4.12.15

In memoriam



O que me interpela em FSC não é pensar que ele seria capaz de pôr isto tudo na ordem e que se não tivesse morrido tudo seria diferente. Isso não é verdade porque nem um só homem consegue mudar uma mentalidade instalada, nem esse homem era um deus, tal como muitos o pintam. Era só um homem. Difícil, teimoso, obstinado, perseverante, que defendia muitas coisas certas e outras nem tanto. Mas que tinha duas características fundamentais: uma ideologia forte e bem fundamentada que queria ver aplicada no país e uma rectidão assinalável como pessoa. Ora, essas são, hoje (?), características porventura mais difíceis de se encontrar por aí. Não apenas porque a ideologia escapa-se-nos por entre os dedos das mãos numa altura em que os interesses financeiros falam (sempre) mais alto do que a política, mas também porque esse mesmo facto contende bastas vezes com a ambicionada verticalidade de espírito. É só por isso que penso que mais FSC's e outros que tais fazem falta.

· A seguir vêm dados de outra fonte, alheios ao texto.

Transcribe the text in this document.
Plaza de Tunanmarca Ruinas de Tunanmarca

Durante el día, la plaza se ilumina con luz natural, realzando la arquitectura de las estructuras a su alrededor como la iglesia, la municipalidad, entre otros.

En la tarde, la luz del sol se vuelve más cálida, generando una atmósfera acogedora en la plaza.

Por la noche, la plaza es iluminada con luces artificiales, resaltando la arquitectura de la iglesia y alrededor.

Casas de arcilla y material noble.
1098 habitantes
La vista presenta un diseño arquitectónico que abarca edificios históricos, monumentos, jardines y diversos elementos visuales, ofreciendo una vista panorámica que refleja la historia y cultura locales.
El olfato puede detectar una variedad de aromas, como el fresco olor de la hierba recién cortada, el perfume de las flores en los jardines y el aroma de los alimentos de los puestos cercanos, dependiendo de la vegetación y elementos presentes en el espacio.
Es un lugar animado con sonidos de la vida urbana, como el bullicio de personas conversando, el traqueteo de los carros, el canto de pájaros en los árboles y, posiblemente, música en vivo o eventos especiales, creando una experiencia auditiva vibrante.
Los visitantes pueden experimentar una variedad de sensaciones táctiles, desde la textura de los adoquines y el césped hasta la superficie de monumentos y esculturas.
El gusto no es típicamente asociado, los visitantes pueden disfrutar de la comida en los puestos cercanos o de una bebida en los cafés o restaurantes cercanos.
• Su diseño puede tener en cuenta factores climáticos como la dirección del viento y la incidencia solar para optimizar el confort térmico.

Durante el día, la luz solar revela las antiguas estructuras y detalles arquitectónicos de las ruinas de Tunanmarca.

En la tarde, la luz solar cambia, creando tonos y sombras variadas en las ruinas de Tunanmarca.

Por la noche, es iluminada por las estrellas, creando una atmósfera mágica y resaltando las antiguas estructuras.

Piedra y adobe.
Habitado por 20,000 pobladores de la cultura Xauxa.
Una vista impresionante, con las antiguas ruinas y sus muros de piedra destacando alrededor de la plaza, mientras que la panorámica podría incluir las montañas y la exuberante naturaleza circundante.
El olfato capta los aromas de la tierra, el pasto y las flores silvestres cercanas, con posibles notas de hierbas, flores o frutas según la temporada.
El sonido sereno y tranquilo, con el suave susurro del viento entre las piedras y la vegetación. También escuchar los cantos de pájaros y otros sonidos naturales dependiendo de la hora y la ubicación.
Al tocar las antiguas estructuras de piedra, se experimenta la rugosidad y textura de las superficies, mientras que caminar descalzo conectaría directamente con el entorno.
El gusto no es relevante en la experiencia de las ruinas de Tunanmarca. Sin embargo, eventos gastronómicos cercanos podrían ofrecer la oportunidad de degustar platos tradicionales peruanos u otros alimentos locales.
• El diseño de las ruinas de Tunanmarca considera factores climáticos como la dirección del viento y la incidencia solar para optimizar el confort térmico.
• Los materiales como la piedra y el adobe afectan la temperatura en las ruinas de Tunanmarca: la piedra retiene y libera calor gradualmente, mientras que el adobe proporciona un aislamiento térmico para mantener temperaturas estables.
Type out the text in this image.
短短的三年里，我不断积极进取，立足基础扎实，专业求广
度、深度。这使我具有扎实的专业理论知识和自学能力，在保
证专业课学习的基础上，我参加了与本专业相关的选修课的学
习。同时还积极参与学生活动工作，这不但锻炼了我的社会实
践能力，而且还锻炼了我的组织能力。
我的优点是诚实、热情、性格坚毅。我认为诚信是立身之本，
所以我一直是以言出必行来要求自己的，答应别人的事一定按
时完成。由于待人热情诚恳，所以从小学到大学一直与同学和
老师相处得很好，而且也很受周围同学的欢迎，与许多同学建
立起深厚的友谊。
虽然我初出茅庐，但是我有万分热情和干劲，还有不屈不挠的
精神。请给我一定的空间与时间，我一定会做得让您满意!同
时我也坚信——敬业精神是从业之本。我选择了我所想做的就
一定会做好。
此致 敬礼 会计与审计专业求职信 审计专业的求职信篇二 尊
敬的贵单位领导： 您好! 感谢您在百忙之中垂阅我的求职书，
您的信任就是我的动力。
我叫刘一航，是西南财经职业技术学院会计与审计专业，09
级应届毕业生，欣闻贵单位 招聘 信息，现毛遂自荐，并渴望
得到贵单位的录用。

Para além disso, teria uma imensa curiosidade em ver como o mesmo se posicionaria perante a bipolarização que recentemente assolou a nossa realidade política. Tenderia para que lado? Teria já deixado o PSD, perante o que o mesmo se foi tornando ao longo do tempo? Seria liberal ou continuaria social-democrata, numa altura em que o estado social está a ser posto em causa? Saudaria a recente e súbita crescente importância da AR ou lamentaria o fim, ainda que possivelmente transitório, do bloco central? Como é que se posicionaria, hoje, face a tudo isto?

É que ser-se social-democrata actualmente é ser-se de esquerda, quase comunista, que é o que alguns políticos que se mantiveram fiéis aos respectivos ideais e que antes militavam no PSD ou no CDS são acusados de ser. Pretender-se um sistema nacional de saúde e uma educação tendencialmente gratuitos, zelar por um sistema fiscal o mais equitativo e redistributivo possível, reforçar os poderes de entidades reguladoras verdadeiramente independentes e não deixar que seja a realidade financeira a determinar as opções políticas, para além de não serem balelas, significam uma clara opção ideológica muito pouco ou mesmo nada aceite por estes dias.

Creio que FSC romperia com o statu quo, tal como fez sempre que deixou de se sentir confortável na pele que funcionalmente envergava. Talvez criasse um partido, talvez obrigasse outros a criar um partido. Tenho, no entanto, dificuldade em antever que pactuasse com o crescimento do fosso entre ricos e pobres, com o esmagamento cada vez maior da classe média e com a indiferença perante os pensionistas e os desempregados. Tenho igual dificuldade em antever que não pugnasse por uma sociedade civil cada vez mais forte, mais independente, mais lutadora e reivindicativa dos respectivos direitos - direito à iniciativa privada (verdadeira e com o mínimo de constrangimentos financeiros e burocráticos), direito à inclusão de todos, direito à reclamação perante o Estado de serviços que devem por ele ser prestados de forma eficiente e igualitária, direito à estabilidade fiscal e à ausência de situações de confisco.

É este tipo de raciocínio, naturalmente mais maturado e desenvolvido, que imagino FSC teria se fosse hoje vivo neste país e nesta Europa. Porque, para nosso mal, estes mesmos males não são apenas nossos, são os males que grassam um pouco por todos os países europeus ditos ocidentais. É, como diz, JPP, um problema que encontra a sua fonte no PPE e daí salta para os governos e parlamentos de cada país.

Resta-nos a imaginação de como FSC lidaria com tudo isto. In memoriam.